Lóng — The Chinese Dragon
The Chinese dragon inverts the Western valence: almost wholly auspicious — rain-bringer, ancestor, emperor's emblem, eternal chaser of the flaming pearl.

In China the tradition inverts the Western valence entirely: the dragon is almost wholly auspicious — rain-bringer, river-spirit, emblem of the emperor, ancestor of the people ("descendants of the dragon"). The Azure Dragon of the East governs spring and the dawn quadrant of the sky; Dragon Kings rule the four seas from crystal palaces; dragon veins (*lóng mài*) carry the qi of the land through mountains — feng shui is literally the art of living well on the dragon's body.
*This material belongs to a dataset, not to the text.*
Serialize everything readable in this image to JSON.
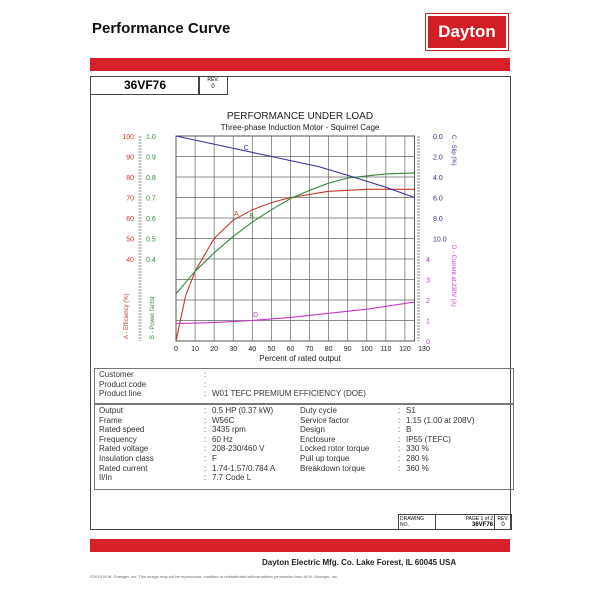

The classic image of the **dragon chasing the flaming pearl**: the pearl is variously the moon, thunder, wisdom, the pearl of potentiality — the dragon eternally pursuing the luminous egg. And the proverb *huà lóng diǎn jīng* — "paint the dragon, dot the eyes": the master painter's dragons flew away when he dotted their pupils. The final touch of consciousness brings the image to life.
The SGE Reading
Essence stage as *cultural default*: an entire civilization that never needed to demonize the serpent.
Canon Resonance
The saga's Eastern counter-testimony: the dragon can be, from the start, home.
A Micro-Practice
Think of one thing you have always assumed had to be feared. Ask: *what if a whole other civilization would have called this auspicious?*
Sources & Respect
*Shan Hai Jing*; *Zhouyi*; Zhang Sengyou's dragon-eye legend (*Lidai Minghua Ji*).
Living Chinese tradition, from cosmology to New Year iconography.